Nellie wondered if Mrs. Smith had set her sights on Rosy. She was always so . . . what was the word? . . . flirty around him. Nell waited until the two were out of sight and then whispered to Mrs. Bock. “Do you think Mrs. Smith and Rosy might get together?”
“The parson’s table there might fit in the entry. Give us a place to rest bundles and such.” Mrs. Bock glanced over at Nellie. “And no, I don’t think Gladys and Rosy will get together. Gladys had her fill of men, taking care of her brother. He wasn’t so nice to her. And who’d want an old drunk when there’s scads of men around and hardly any women? You, now, you could take your pick, if’n you felt like pickin’.”
Nellie moved the table. The end pulled out as an unmarked drawer; the opening motion caused something inside to roll back and forth. She scooped it up and noticed it seemed to be a child’s toy. Mrs. Bock snatched it from her. “Don’t let Rosy see that.” As if in explanation, she said, “No place for children’s things.” Her face lost its moving-day animation. “No one around here wants children.” She tucked the toy in her pocket. “No one but me.”

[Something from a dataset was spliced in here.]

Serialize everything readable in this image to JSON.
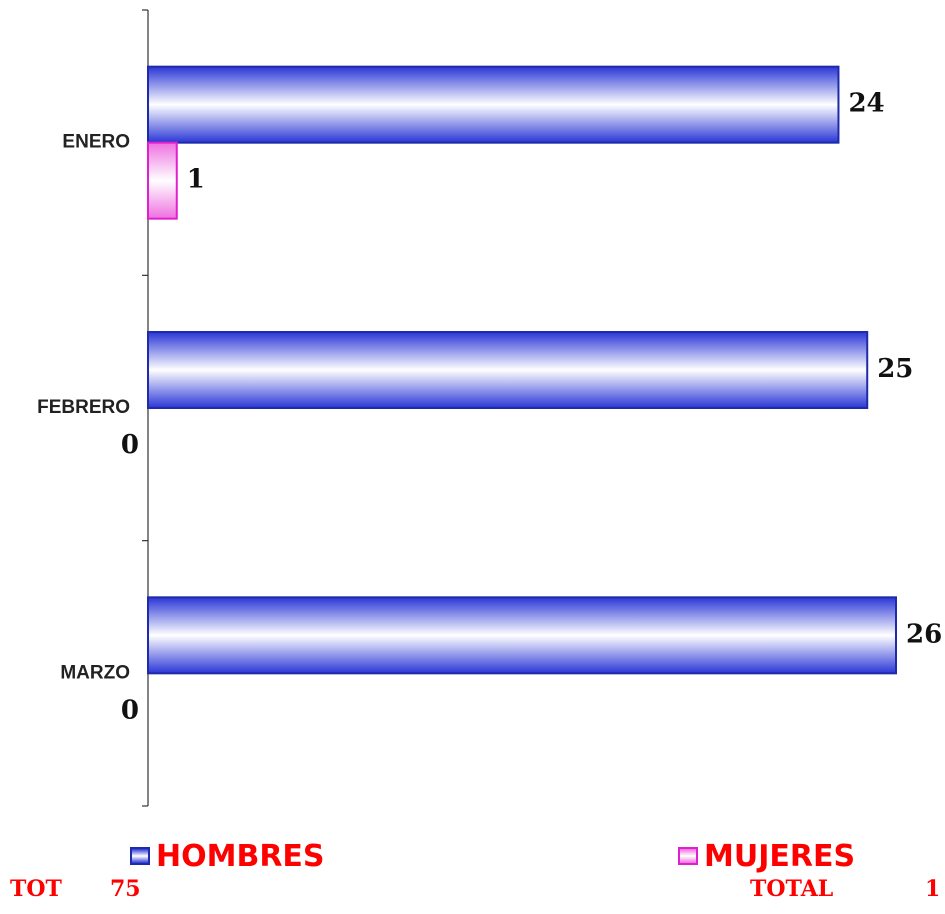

Mrs. Bock pointed to the davenport. “Rosy’ll need help with that. See if you can scare up Henry. He ain’t so broken down he can’t lift one end.”
When Nell walked back from calling Henry in the dining room, she saw Rosy and Gladys deep in conversation at the top of the stairs. Rosy emphasized something with a strong arm gesture. Gladys placed her hand on the arm. He shook it off, saying something. Her response was not audible either, but Gladys stepped back and raised her own arm, as if to fend off an attack, then moved out of sight. Rosy scurried down the stairs to where Nellie stood. Henry joined Rosy and Nellie and the three walked into the parlor.